Sunday, December 6, 2020

Alpine Storm Update

As we sit mired under a ridge in Utah, we look once again to the Alps for interesting mountain weather. 

The storm discussed in prior posts has had quite an impact on the southern Limestone Alps of Austria and northeast Italy.  The Tyrolean newspaper Tiroler Tageszeitung reports level 5 (highest possible) in the East Tyrol, with power outages and mudslides in other areas. 


The Tirol Avalanche Report shows level 5 avalanche hazard in the East Tirol and portions of the Dolomites.  Heavy snow also fell along the Carnic Alps further east and south of Villach, Austria, not covered by the Tirol Avalanche Report.


In fact, one of the more impressive meteograms I could find was from the Porzehütte, an Austrian Alpine Club hut on the Carnic main ridge south of Obertilliach (red dot below) where the height of the snowpack (HS) climbed from about 20 cm to 199 cm in less than 2 days.  That's a snowfall rate of about a meter (40") per day.  The water equivalent of that snowfall is around 250 mm (10"), so this is some high-density base builder.  
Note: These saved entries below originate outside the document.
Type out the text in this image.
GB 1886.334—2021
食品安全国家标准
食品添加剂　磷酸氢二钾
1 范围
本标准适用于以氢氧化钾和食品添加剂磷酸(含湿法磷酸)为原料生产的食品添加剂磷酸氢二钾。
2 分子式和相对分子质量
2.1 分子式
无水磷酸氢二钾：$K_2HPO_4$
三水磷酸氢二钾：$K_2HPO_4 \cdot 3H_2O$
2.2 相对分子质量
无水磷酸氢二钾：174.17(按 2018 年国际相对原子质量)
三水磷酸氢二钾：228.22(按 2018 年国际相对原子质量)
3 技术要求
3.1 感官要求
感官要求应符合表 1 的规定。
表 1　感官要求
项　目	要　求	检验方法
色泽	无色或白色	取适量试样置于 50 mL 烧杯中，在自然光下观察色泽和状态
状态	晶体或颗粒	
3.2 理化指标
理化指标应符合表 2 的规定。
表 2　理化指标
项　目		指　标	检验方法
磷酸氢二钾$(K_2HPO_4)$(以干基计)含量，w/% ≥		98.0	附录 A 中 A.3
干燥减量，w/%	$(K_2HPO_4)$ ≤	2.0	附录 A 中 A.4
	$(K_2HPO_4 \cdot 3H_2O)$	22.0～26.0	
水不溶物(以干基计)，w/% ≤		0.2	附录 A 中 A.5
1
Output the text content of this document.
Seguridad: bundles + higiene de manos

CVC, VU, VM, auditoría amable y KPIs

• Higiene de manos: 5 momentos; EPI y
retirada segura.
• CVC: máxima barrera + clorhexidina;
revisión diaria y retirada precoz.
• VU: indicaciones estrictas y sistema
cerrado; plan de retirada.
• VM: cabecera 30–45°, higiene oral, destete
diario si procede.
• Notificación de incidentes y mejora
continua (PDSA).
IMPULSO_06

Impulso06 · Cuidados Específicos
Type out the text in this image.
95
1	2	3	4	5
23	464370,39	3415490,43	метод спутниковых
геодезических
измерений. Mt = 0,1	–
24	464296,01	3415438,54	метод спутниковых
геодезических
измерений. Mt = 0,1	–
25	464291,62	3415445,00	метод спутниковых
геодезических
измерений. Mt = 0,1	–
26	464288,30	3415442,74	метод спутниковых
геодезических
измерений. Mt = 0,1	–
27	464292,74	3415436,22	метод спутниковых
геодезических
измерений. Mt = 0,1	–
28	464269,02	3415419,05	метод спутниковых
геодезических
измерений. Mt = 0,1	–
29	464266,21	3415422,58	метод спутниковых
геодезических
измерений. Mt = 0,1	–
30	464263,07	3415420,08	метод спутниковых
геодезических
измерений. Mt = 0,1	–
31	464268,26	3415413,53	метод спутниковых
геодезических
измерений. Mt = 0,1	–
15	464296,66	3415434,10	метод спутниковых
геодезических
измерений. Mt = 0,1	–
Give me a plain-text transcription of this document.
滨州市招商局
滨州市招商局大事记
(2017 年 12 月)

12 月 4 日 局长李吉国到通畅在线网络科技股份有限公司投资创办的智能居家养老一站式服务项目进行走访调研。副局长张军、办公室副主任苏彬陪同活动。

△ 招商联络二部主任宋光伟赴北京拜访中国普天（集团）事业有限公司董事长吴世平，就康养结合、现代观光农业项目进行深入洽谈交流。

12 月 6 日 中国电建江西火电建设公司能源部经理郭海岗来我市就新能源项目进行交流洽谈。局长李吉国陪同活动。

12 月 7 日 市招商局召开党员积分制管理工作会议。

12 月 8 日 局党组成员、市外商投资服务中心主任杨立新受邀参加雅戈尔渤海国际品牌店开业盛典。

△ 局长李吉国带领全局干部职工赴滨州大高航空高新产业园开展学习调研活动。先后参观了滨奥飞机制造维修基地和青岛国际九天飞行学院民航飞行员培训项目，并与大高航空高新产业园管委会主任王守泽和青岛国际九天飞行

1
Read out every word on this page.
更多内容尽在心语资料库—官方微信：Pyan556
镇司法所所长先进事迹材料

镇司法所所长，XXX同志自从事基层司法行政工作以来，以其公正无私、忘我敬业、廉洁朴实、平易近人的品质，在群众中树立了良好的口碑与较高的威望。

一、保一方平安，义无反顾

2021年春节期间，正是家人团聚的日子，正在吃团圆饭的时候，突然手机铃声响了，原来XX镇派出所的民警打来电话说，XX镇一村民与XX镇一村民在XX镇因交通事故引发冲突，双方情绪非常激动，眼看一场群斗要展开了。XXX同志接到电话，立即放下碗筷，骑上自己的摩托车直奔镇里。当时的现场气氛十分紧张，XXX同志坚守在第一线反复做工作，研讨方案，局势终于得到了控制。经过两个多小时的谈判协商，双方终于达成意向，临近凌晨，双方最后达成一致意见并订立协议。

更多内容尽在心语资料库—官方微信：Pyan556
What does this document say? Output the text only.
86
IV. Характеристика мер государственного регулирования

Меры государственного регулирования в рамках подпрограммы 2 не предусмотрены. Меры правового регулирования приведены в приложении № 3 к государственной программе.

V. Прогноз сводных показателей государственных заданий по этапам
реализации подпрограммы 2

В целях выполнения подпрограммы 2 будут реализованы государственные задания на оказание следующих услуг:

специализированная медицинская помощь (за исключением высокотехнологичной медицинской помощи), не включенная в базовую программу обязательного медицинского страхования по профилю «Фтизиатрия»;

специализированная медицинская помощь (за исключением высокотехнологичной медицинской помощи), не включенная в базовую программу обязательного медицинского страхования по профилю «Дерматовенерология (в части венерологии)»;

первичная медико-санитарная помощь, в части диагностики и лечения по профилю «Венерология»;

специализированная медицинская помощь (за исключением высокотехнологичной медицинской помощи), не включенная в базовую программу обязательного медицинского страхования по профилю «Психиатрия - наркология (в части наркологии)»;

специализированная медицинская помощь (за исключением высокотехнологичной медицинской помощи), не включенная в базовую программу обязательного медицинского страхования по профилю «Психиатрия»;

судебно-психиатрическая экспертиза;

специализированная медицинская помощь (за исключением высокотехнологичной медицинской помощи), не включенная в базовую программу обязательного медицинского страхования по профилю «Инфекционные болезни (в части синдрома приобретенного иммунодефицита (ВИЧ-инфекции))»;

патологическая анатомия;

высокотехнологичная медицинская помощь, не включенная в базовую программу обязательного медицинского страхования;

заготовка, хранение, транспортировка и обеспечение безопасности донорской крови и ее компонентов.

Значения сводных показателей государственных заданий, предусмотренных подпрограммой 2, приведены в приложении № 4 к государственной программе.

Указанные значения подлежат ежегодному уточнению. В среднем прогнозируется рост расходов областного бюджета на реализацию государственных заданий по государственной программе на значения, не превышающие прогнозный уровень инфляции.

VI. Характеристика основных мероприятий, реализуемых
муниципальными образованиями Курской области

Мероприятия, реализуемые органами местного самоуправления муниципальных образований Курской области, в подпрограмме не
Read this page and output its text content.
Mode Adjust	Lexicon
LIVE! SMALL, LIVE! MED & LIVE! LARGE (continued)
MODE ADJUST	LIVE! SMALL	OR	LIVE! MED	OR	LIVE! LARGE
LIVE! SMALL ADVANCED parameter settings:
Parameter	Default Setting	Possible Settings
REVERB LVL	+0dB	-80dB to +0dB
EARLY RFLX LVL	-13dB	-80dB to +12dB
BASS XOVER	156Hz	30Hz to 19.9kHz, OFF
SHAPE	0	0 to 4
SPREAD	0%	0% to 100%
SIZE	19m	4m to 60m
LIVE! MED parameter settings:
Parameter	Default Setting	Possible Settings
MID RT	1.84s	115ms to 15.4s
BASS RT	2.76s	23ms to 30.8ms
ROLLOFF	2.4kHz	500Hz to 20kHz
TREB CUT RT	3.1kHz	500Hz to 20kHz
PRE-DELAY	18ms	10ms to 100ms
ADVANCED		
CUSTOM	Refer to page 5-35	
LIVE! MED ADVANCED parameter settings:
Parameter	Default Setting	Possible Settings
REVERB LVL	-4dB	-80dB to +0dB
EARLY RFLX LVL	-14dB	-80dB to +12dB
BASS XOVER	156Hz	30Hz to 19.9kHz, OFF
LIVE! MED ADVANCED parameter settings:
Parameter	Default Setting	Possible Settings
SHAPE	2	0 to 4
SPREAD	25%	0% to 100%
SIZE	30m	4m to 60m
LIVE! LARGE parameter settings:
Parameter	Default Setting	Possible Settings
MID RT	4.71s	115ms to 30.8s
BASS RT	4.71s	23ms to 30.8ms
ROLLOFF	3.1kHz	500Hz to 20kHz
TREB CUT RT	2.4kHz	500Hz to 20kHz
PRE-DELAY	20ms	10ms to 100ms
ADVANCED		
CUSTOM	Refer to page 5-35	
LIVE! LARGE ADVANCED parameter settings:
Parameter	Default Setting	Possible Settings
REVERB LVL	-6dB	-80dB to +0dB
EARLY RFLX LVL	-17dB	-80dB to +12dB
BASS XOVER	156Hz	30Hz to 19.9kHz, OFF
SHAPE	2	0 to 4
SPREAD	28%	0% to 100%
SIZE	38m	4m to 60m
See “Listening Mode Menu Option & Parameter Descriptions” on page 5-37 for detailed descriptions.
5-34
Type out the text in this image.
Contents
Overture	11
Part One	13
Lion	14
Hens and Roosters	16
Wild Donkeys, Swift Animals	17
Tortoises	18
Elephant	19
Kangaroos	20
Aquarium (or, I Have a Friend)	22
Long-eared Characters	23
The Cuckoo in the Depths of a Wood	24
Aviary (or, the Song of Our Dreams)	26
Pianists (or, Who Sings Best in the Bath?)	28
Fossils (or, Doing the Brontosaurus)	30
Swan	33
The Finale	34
A look at avalanche reports for mountain areas around Cortina and elsewhere not covered by the avalanche reports above shows level 4 (high) danger.  Snow levels in that area were fairly high.  Observations from Seiser Alm Zallinger at 2055 meters above Val Gardena show temperatures for much of the event hovering near 0˚C.  Snowpack height observations are spotty, but show an increase of about 100 cm.  


At lower elevations, rain and wet snow has fallen.  An example is the village of Castelrotto at about 1000 m.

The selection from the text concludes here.